Yellowman has had a substantial influence on the world of hip hop. He is widely                       
credited for leading the way for the succession of reggae artists that were                           
embraced by the growing hip-hop community in America during the 1980's. The                           
basic riddim of his hit Zungguzungguguzungguzeng can be traced throughout the                         
hip hop scene as it was reused by such hip hop giants as KRS-One, Notorious B.I.G.,                   
Tupac Shakur, and Blackstar, formed by Mos Def and Talib Kweli. This riddim                           
introduced by Yellowman in this song was referred to by him as "mad mad." There                       
has been a constant renaming of this signature beat, such as "disease," which                         
incorporates both hip-hop aspects as well as the apparent Jamaican influences.                         
Yellowman changed the melodic phrasing of this riddim from AA to AB, when he                           
began ending the second line in the chorus on a higher note. Many of the                               
previously mentioned artists composing songs based on Yellowman's original                             
riddim differed in their choice of using either the AA or AB pattern.                                 

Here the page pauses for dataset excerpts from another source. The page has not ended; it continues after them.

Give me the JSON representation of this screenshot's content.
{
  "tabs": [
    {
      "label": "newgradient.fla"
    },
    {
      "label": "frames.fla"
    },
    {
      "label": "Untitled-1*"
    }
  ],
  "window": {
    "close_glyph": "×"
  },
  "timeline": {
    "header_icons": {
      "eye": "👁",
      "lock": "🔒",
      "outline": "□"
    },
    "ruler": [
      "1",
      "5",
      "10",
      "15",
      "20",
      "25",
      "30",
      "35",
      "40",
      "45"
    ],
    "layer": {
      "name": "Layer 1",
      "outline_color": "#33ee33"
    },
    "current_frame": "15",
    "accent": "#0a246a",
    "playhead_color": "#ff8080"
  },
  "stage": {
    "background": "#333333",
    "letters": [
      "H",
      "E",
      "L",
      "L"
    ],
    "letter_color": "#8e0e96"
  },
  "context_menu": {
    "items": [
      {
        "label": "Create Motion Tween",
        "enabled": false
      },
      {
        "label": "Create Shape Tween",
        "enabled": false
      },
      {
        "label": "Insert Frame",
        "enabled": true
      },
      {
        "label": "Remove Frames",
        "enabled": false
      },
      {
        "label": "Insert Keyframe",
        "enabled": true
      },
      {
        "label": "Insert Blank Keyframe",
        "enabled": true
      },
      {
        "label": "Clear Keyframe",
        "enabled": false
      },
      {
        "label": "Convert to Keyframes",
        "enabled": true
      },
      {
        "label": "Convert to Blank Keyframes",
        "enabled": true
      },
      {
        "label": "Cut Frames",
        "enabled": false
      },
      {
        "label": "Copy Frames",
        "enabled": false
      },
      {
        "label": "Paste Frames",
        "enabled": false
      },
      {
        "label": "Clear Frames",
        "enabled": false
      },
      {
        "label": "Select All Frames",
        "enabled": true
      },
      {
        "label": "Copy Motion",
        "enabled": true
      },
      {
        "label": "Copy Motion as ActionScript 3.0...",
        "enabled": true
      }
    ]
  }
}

Yellowman is just one example of the influence that reggae stars had on America's                     
hip hop community. Though an incredibly successful and famous Dancehall deejay,                       
Yellowman is recognized by his opponents as being both a controversial and                             
sexist artist. Though this controversial pace has slowed over the years, he is                         
still known as one of the most rude Dancehall toasters of his time.                                   
By the mid-1990s however, Yellowman released socially-conscious material, rising                       
to international fame along with singers such as Buju Banton. Yellowman became                         
the island's most popular deejay despite being albinistic. During the early 1980s,                     
Yellowman had over 40 singles and produced up to five albums per year. His                             
success is seen by some as a rags to riches story.                                                     
In 1986, Yellowman struggled with cancer of the jaw and it was suspected that he                       
had only 6 months to live, but surgery saved his life. This has gave him a more                       
serious approach to his music, but like the struggles of his early days, he has                       
not let these difficulties stand in the way of his aspirations. Yellowman had                         
taken an extended leave from recording but came back with Blueberry Hill. He re-invented               
himself with his 1994 album Prayer, and since the mid-1990s he has devoted his                         
time to spiritual and social concerns. His latest albums are New York (2003) and                       
Round 1 (2005). Yellowman was also a guest singer on the Run-DMC track "Roots                         
Rap Reggae",[clarify] on which he did most of the vocals. Yellowman continues to                       
perform internationally with his Sagittarius Band, and has toured through places                       
such as Peru, Italy, Germany, England, France, and the United States. He is one                       
of the widest-touring artists in the reggae industry.